Many of the legal protections that aim to encourage women’s equality, even without an explicit mention of sex in the Constitution, are rooted in the ideals of equality in the Constitution and a new definition of equality that has surpassed obsolete biases and stereotypes. Approving the Equal Protection Amendment would ensure that sex-based discrimination is inconsistent; it would send a strong message regarding the nation’s commitment to protecting the inherent rights of all people regardless of their sexual preferences and sex status (Employment Non-Discrimination Act, 2013).

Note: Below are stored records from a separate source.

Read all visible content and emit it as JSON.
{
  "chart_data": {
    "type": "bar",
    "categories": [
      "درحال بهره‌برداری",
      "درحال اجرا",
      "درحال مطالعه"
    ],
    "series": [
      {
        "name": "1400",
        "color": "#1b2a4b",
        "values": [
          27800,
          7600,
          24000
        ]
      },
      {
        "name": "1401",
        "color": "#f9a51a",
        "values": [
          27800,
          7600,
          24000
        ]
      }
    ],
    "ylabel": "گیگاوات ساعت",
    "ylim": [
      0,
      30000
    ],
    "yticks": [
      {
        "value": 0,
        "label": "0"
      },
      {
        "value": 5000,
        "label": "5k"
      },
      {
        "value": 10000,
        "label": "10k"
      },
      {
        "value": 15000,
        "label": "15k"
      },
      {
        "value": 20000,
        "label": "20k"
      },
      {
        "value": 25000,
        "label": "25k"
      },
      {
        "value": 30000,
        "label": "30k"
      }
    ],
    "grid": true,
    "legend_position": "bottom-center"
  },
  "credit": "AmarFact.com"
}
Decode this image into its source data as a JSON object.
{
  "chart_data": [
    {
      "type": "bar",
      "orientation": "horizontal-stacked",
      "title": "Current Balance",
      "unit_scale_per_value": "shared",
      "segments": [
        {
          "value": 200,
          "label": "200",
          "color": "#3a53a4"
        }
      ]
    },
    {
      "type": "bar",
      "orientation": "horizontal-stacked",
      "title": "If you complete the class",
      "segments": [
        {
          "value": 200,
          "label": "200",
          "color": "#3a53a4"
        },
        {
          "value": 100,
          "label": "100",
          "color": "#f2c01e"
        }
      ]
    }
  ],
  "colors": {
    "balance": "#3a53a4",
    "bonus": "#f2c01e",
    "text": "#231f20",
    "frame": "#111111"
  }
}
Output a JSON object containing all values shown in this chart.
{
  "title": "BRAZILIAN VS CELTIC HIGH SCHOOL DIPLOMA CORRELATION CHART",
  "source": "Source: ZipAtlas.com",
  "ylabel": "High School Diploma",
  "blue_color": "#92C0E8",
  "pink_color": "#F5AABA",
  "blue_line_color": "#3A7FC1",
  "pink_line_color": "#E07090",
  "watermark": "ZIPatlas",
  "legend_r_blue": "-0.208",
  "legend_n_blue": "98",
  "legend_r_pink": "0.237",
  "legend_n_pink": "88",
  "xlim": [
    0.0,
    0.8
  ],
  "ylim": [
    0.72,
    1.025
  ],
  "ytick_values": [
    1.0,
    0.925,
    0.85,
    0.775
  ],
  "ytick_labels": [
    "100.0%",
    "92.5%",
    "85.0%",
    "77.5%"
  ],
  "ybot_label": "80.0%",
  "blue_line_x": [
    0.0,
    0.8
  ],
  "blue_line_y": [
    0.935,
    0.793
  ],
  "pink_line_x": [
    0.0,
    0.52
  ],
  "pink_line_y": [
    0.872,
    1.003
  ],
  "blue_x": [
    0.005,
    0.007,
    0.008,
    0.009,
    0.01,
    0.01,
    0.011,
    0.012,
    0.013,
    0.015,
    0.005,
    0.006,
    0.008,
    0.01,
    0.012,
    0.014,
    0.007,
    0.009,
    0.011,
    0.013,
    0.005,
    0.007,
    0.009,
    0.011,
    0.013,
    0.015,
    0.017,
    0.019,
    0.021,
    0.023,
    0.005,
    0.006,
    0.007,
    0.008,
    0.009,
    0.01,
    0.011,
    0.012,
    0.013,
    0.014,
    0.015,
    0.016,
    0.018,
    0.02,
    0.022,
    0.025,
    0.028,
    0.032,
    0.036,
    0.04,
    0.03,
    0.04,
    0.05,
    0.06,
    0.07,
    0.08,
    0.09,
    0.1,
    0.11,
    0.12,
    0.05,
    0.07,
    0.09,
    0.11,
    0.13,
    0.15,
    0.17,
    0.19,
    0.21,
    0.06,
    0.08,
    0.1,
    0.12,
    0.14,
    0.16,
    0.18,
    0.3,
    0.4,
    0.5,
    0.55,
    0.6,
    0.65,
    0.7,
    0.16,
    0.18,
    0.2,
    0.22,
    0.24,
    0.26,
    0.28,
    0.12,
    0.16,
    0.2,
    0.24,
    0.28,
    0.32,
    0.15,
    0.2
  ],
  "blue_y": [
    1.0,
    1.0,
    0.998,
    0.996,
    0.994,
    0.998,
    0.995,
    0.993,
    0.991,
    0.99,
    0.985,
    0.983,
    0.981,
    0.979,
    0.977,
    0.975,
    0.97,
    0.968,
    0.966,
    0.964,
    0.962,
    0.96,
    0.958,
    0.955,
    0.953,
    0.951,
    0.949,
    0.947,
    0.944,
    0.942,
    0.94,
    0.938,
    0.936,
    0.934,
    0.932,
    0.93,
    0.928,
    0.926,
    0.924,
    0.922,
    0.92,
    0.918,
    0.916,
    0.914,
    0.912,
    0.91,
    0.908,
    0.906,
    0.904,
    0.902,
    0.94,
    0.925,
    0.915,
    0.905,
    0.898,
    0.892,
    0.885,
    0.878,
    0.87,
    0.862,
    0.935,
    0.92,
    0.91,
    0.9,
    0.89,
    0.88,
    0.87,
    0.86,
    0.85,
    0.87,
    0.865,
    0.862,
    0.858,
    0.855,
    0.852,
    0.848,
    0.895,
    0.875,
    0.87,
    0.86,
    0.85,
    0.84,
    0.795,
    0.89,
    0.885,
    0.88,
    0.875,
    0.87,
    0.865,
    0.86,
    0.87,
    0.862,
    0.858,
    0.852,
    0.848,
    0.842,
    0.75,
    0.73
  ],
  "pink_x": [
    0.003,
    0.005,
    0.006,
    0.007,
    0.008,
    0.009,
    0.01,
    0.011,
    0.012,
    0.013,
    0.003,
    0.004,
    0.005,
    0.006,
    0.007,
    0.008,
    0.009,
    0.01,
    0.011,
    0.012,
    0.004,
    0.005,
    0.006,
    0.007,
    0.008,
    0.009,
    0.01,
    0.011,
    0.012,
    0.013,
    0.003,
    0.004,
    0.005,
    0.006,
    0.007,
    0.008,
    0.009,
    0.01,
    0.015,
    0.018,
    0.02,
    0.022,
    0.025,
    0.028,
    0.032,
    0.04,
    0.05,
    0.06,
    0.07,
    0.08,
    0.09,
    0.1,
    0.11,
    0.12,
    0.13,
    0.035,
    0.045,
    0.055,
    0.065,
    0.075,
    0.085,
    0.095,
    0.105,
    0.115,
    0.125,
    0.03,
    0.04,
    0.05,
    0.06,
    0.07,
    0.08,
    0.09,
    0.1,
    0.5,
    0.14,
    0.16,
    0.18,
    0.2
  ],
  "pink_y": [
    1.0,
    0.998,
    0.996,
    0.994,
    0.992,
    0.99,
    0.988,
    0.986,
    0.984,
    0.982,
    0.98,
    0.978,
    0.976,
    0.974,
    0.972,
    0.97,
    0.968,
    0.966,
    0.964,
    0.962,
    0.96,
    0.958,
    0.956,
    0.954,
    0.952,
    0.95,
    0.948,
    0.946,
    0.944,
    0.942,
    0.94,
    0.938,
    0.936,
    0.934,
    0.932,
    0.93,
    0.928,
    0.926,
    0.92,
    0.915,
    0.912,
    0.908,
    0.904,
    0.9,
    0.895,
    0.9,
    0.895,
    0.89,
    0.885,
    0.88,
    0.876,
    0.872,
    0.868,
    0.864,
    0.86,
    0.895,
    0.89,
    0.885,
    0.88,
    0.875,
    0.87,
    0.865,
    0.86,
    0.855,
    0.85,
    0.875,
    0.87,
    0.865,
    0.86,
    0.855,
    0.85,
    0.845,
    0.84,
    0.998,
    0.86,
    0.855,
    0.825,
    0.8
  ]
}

More importantly, the legislation would provide additional protection for sex discrimination in areas such as gender-based violence, access to productive health, and the workplace. Nonetheless, critics still believe that this amendment will only provide more protection for women and, in the process, disregarding the group that needs protection the most. According to Murphy (2018), the Equal Rights Amendment would strengthen legislation on matters including pregnancy discrimination, violence against women, equal pay, among other legislation that provide protection for women. The laws that exist, including the Civil Rights Act of 1964 and proposed legislation such as the Equal Rights Amendment, do not directly address the discrimination faced by LGBT. There is a need for United States legislators to legislate laws that ensure that members of the LGBT are protected while in the workplace and while receiving care in hospitals.
Conclusion
United States laws have done less to protect members of the LGBT community against harm. The laws enacted continue to shape the community in different ways, but none of this legislation directly addresses the issues of the LGBT community. Social welfare legislation such as the 1964 Civil Rights Act has done more to protect this community; however, what makes these laws fall short in dealing with issues facing LGBT is that they were not legislated with this group in mind. Nonetheless, one significant aspect that may change the trajectory of the problems faced by the LGBT and, more importantly, improve the lives of its members is the changing attitudes amongst the members of the public. The attitudes of the American people towards gays and lesbians have changed dramatically over the past ten years, and the LGBT community is accurately aware of this instance. The changing attitudes mean that LGBT adults will, in the coming days, feel more accepted. Likewise, the changing public perception may attract more benefits for the group than legislations. In other words, equality can only be achieved when people themselves see no distinction.